Researchers to examine source of artifacts smuggled from Türkiye

Researchers to examine source of artifacts smuggled from Türkiye

ISTANBUL

With a project initiated by state museums in Berlin for the return of smuggled historical artifacts, a team of Turkish and German historians will examine the source of the objects found at the archaeological sites in Zincirlihöyük, Didim and Samarra.

The researchers will focus on whether the excavation process of historical artifacts belonging to different geographies exhibited in museums in Berlin or their arrival in Germany constitutes illegality.

Including Turkish and German researchers, the pilot project firstly will examine the source of objects at the archaeological sites in Zincirlihöyük in the southeastern province of Gaziantep, Didim in the southwestern province of Aydın and Samarra in Iraq, the territory of the Ottoman Empire.

If, as a result of research, it turns out that the excavation works were unauthorized or it is understood that historical artifacts were smuggled, return protocols will be applied between the countries.

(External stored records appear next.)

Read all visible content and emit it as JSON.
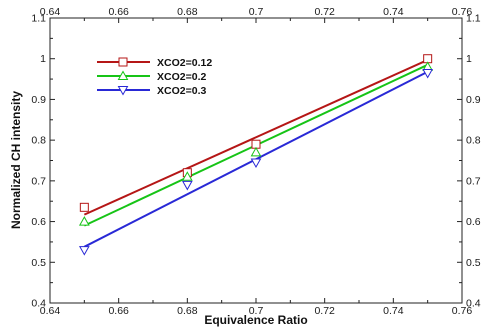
{
  "chart_data": {
    "type": "scatter",
    "title": "",
    "xlabel": "Equivalence Ratio",
    "ylabel": "Normalized CH intensity",
    "xlim": [
      0.64,
      0.76
    ],
    "ylim": [
      0.4,
      1.1
    ],
    "x_ticks": [
      "0.64",
      "0.66",
      "0.68",
      "0.7",
      "0.72",
      "0.74",
      "0.76"
    ],
    "y_ticks": [
      "0.4",
      "0.5",
      "0.6",
      "0.7",
      "0.8",
      "0.9",
      "1",
      "1.1"
    ],
    "x_tick_values": [
      0.64,
      0.66,
      0.68,
      0.7,
      0.72,
      0.74,
      0.76
    ],
    "y_tick_values": [
      0.4,
      0.5,
      0.6,
      0.7,
      0.8,
      0.9,
      1.0,
      1.1
    ],
    "mirror_ticks": true,
    "grid": false,
    "legend_position": "top-left",
    "series": [
      {
        "name": "XCO2=0.12",
        "color": "#b51616",
        "marker": "square",
        "x": [
          0.65,
          0.68,
          0.7,
          0.75
        ],
        "y": [
          0.635,
          0.72,
          0.79,
          1.0
        ],
        "fit": {
          "x": [
            0.65,
            0.75
          ],
          "y": [
            0.617,
            0.997
          ]
        }
      },
      {
        "name": "XCO2=0.2",
        "color": "#16c416",
        "marker": "triangle-up",
        "x": [
          0.65,
          0.68,
          0.7,
          0.75
        ],
        "y": [
          0.6,
          0.71,
          0.77,
          0.98
        ],
        "fit": {
          "x": [
            0.65,
            0.75
          ],
          "y": [
            0.59,
            0.985
          ]
        }
      },
      {
        "name": "XCO2=0.3",
        "color": "#2929d6",
        "marker": "triangle-down",
        "x": [
          0.65,
          0.68,
          0.7,
          0.75
        ],
        "y": [
          0.53,
          0.69,
          0.745,
          0.965
        ],
        "fit": {
          "x": [
            0.65,
            0.75
          ],
          "y": [
            0.538,
            0.968
          ]
        }
      }
    ]
  }
}
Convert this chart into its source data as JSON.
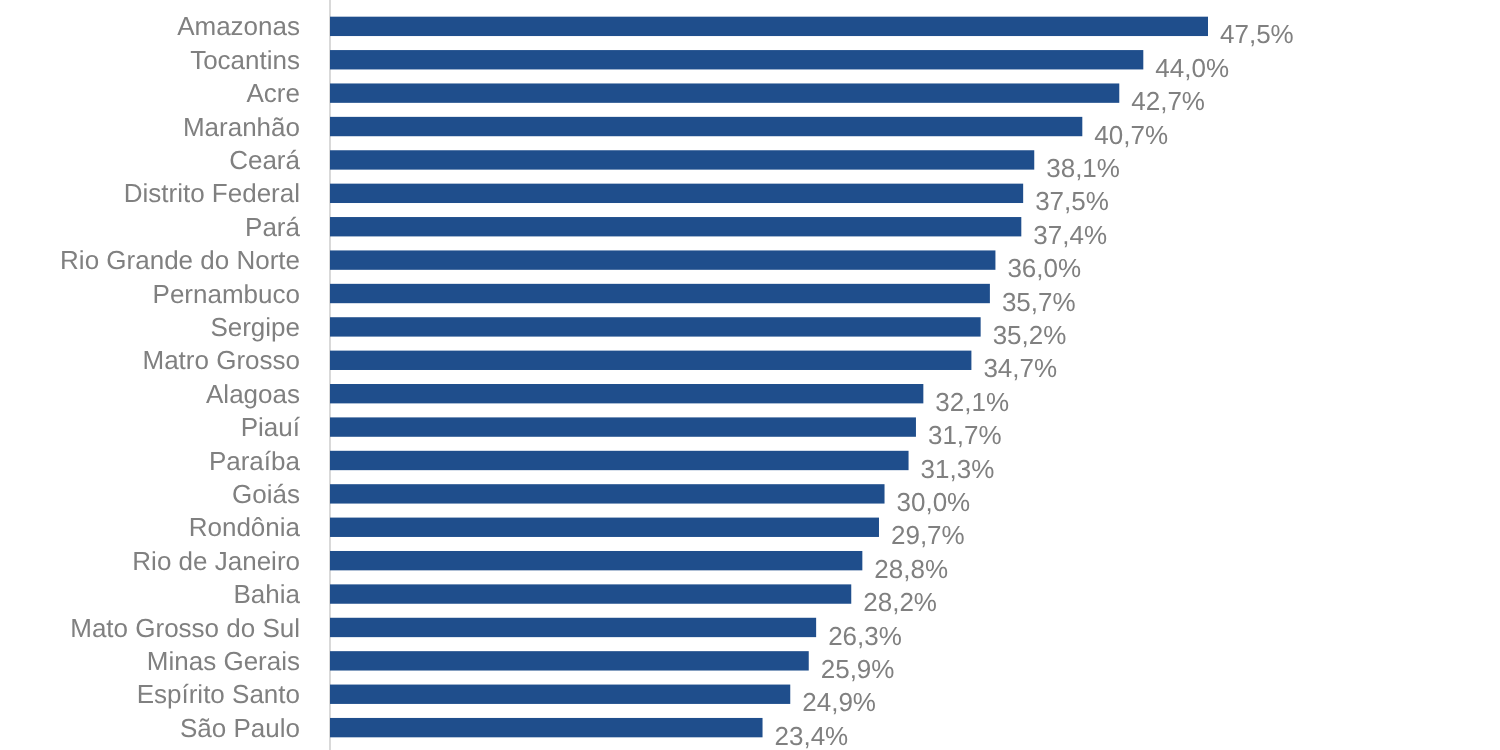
{
  "chart_data": {
    "type": "bar",
    "orientation": "horizontal",
    "value_labels": [
      "47,5%",
      "44,0%",
      "42,7%",
      "40,7%",
      "38,1%",
      "37,5%",
      "37,4%",
      "36,0%",
      "35,7%",
      "35,2%",
      "34,7%",
      "32,1%",
      "31,7%",
      "31,3%",
      "30,0%",
      "29,7%",
      "28,8%",
      "28,2%",
      "26,3%",
      "25,9%",
      "24,9%",
      "23,4%"
    ],
    "categories": [
      "Amazonas",
      "Tocantins",
      "Acre",
      "Maranhão",
      "Ceará",
      "Distrito Federal",
      "Pará",
      "Rio Grande do Norte",
      "Pernambuco",
      "Sergipe",
      "Matro Grosso",
      "Alagoas",
      "Piauí",
      "Paraíba",
      "Goiás",
      "Rondônia",
      "Rio de Janeiro",
      "Bahia",
      "Mato Grosso do Sul",
      "Minas Gerais",
      "Espírito Santo",
      "São Paulo"
    ],
    "values": [
      47.5,
      44.0,
      42.7,
      40.7,
      38.1,
      37.5,
      37.4,
      36.0,
      35.7,
      35.2,
      34.7,
      32.1,
      31.7,
      31.3,
      30.0,
      29.7,
      28.8,
      28.2,
      26.3,
      25.9,
      24.9,
      23.4
    ],
    "color": "#1f4e8c"
  }
}
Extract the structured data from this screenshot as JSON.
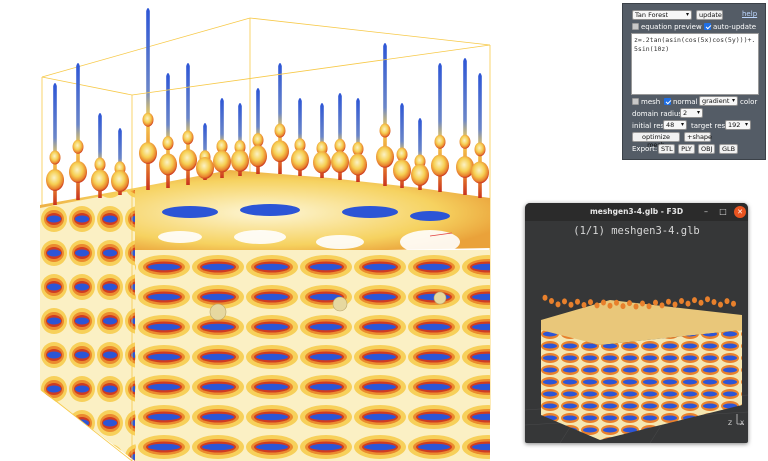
{
  "panel": {
    "preset": "Tan Forest",
    "update_label": "update",
    "help_label": "help",
    "equation_preview_label": "equation preview",
    "equation_preview_checked": false,
    "auto_update_label": "auto-update",
    "auto_update_checked": true,
    "equation": "z=.2tan(asin(cos(5x)cos(5y)))+.5sin(10z)",
    "mesh_label": "mesh",
    "mesh_checked": false,
    "normal_label": "normal",
    "normal_checked": true,
    "color_mode": "gradient",
    "color_label": "color",
    "domain_radius_label": "domain radius",
    "domain_radius": "2",
    "initial_res_label": "initial res",
    "initial_res": "48",
    "target_res_label": "target res",
    "target_res": "192",
    "optimize_label": "optimize mesh",
    "shape_label": "+shape",
    "export_label": "Export:",
    "export_formats": [
      "STL",
      "PLY",
      "OBJ",
      "GLB"
    ]
  },
  "viewer": {
    "window_title": "meshgen3-4.glb - F3D",
    "header": "(1/1) meshgen3-4.glb",
    "minimize_icon": "–",
    "maximize_icon": "□",
    "close_icon": "✕",
    "axes_labels": [
      "Z",
      "X"
    ]
  },
  "colors": {
    "cream": "#fbf2c6",
    "yellow": "#f6cf52",
    "orange": "#e8802c",
    "red": "#c8321e",
    "blue": "#2c55d6",
    "bounding_box": "#f7c948",
    "panel_bg": "#545c66",
    "viewer_bg": "#363738"
  }
}
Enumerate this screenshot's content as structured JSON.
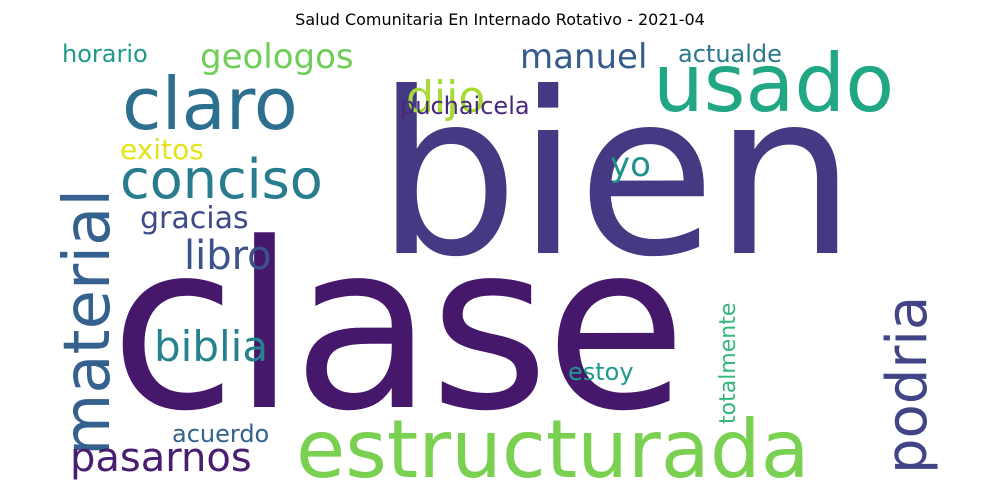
{
  "title": "Salud Comunitaria En Internado Rotativo - 2021-04",
  "words": [
    {
      "text": "bien",
      "color": "#443983"
    },
    {
      "text": "clase",
      "color": "#46186b"
    },
    {
      "text": "estructurada",
      "color": "#7ad151"
    },
    {
      "text": "material",
      "color": "#34618d"
    },
    {
      "text": "usado",
      "color": "#22a785"
    },
    {
      "text": "claro",
      "color": "#2d6f8e"
    },
    {
      "text": "conciso",
      "color": "#287c8e"
    },
    {
      "text": "podria",
      "color": "#414487"
    },
    {
      "text": "pasarnos",
      "color": "#481f70"
    },
    {
      "text": "biblia",
      "color": "#26828e"
    },
    {
      "text": "libro",
      "color": "#3b528b"
    },
    {
      "text": "dijo",
      "color": "#a5db36"
    },
    {
      "text": "geologos",
      "color": "#6ece58"
    },
    {
      "text": "manuel",
      "color": "#365c8d"
    },
    {
      "text": "gracias",
      "color": "#3e4a89"
    },
    {
      "text": "exitos",
      "color": "#e3e418"
    },
    {
      "text": "horario",
      "color": "#1f9a8a"
    },
    {
      "text": "actualde",
      "color": "#2a788e"
    },
    {
      "text": "puchaicela",
      "color": "#482878"
    },
    {
      "text": "yo",
      "color": "#20928c"
    },
    {
      "text": "estoy",
      "color": "#1e9b8a"
    },
    {
      "text": "acuerdo",
      "color": "#33628d"
    },
    {
      "text": "totalmente",
      "color": "#35b779"
    }
  ]
}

It was also emphasized that this project may also pave the way for the return of many historical artifacts smuggled from Türkiye.

Origin studies in Germany have so far focused on artworks and colonial-era acquisitions potentially looted by the Nazis.

“Visitors increasingly want to know where objects came from,” Hermann Parzinger, head of the Prussian Cultural Heritage Foundation, said at a news conference in Berlin.

In the excavations of the 19th and early 20th centuries, permits granted to foreign teams often included agreements in which unearthed items were distributed between visiting archaeologists and the host country.

On the other hand, Christina Haak, deputy director of the Berlin State Museums, said that these agreements are often violated and findings were taken illegally.

The three archaeological sites whose objects are being investigated in the pilot project are located in the Ottoman Empire, Haak added.

Martin Maischberger, deputy director of the classical antiquities collection, said that some suspicious cases need to be investigated.

Maischberger said about 8,000 photos in the Berlin archives can provide vital clues as how to excavated objects were handled.

The museums are also preparing an exhibition examining the archaeological cooperation between Germany and the Ottoman Empire in the coming period.

One of the most important works in Berlin smuggled abroad from the territory of Türkiye is the Pergamon Altar.

The Turkish authorities have been making efforts for many years to return the Pergamon Altar, which was smuggled from Türkiye to Prussia in the 1870s and is currently on display in Berlin, to its home.

This project might pave the way for the return of the altar to its home.